Una settimana dopo il termine della regular season del campionato di Eccellenza e la conquista della salvezza diretta da parte dell’Apice, il centrocampista Marco Colarusso ha rilasciato un’intervista esclusiva ai microfoni di Campania Nel Pallone in cui ha parlato dell’annata appena trascorsa e del suo passato.

Sulla conquista della salvezza – “Anche quest’anno, l’Apice è riuscito a salvarsi. Siamo partiti bene in campionato ottenendo due vittorie nelle prime due gare poi però ci sono stati un po’ di alti e bassi. Posso dire che l’ambiente, anche quando le cose non andavano per il verso giusto, è sempre stato tranquillo, c’era sempre ottimismo, allegria e armonia. Questo ci ha permesso di affrontare le gare nel modo giusto. Ora che ci siamo salvati, posso dirti che questo è stato un anno bellissimo pieno di soddisfazioni.”

Sul fatto che la squadra ha dato la sensazione di poter fare qualcosa in più – “Abbiamo dimostrato, soprattutto nel girone di ritorno, di poter giocarcela con tutti. Siamo stati un po’ sfortunati perché la salvezza diretta poteva arrivare alcune settimane prima. Nonostante ciò non ci siamo demoralizzati e credo che questa sia stata la nostra forza nel rush finale. Quest’anno la rosa era completa, era piena di personalità importanti e con un allenatore di categoria superiore quindi alla società non si può dire nulla. Loro ci hanno dato tutte le carte in regola per puntare alla promozione in Serie D.”

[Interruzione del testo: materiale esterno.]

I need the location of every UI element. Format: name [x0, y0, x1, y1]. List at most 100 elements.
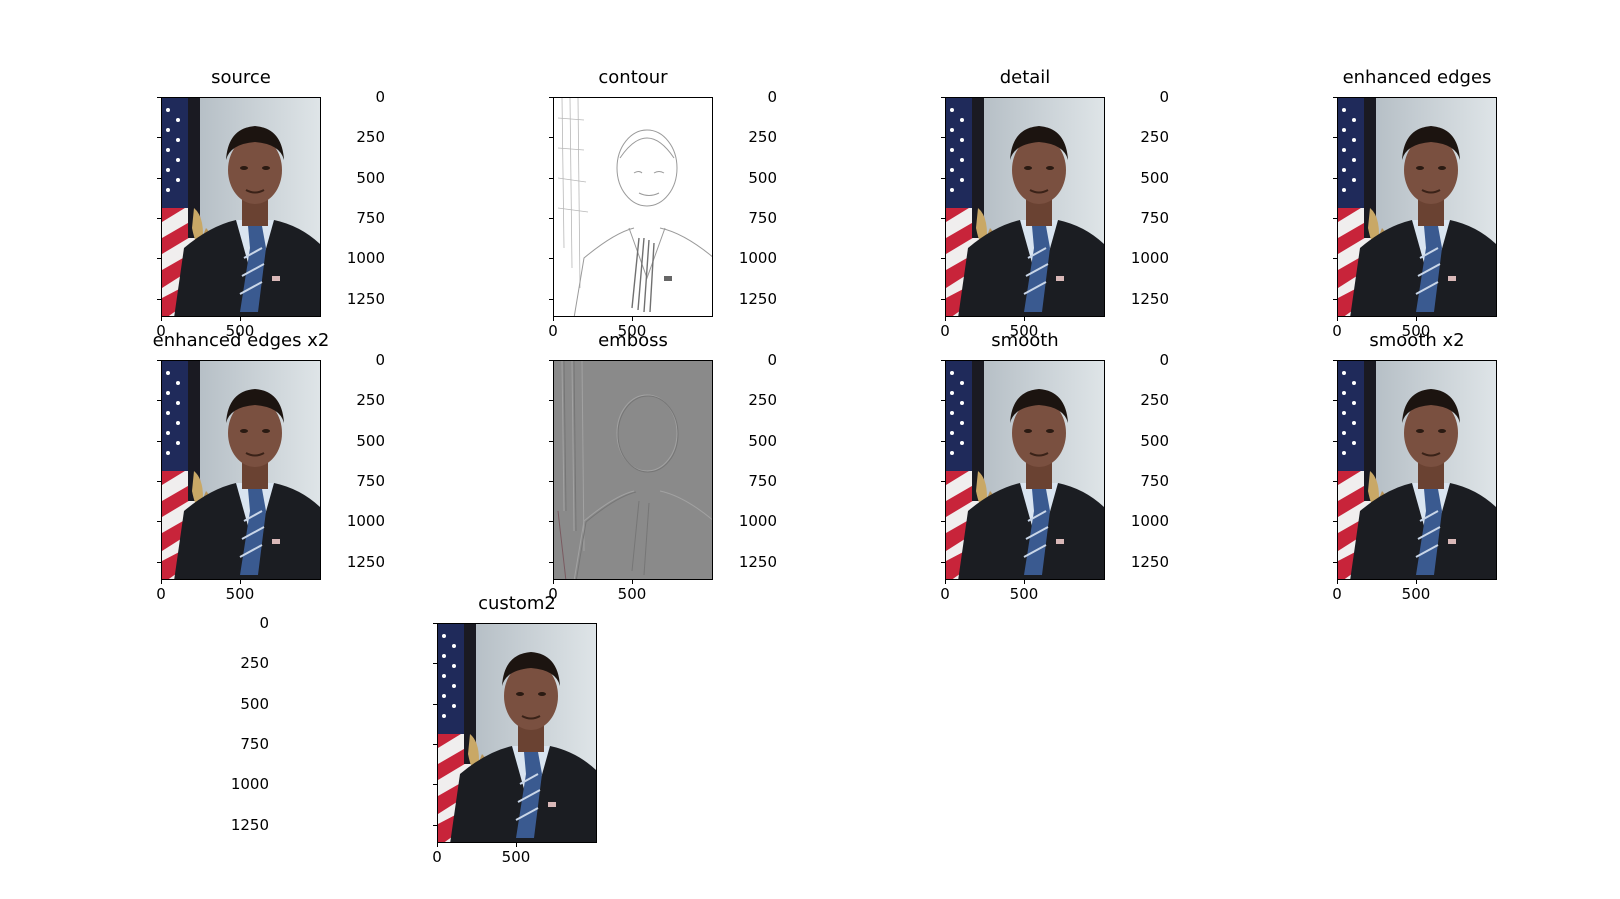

Sul fatto che ha segnato meno gol rispetto alla scorsa stagione – “Non tutti sanno che dietro alla mia professione c’è anche una dura vita da lavoratore. A causa del lavoro, ho saltato molti allenamenti e questo ha inciso molto sul mio rendimento stagionale. Con questo non voglio trovare delle scuse o altro però purtroppo la motivazione è questa. Nonostante ciò, mi sono comunque tolto delle belle soddisfazioni.”

Sul suo passato – “Ho giocato in piazze importanti ma quelle che mi hanno colpito di più sono Nola e Cervinara. Quando giocavo con loro, ogni Domenica lo stadio era gremito di tifosi che ci facevano sentire il loro supporto. Quando giocai per il club bruniano riuscii a conquistare la salvezza e festeggiai come non mai insieme ai tifosi. A Cervinara invece, vinsi, in una cornice di pubblico spettacolare, una finale playoff con il Sorrento.”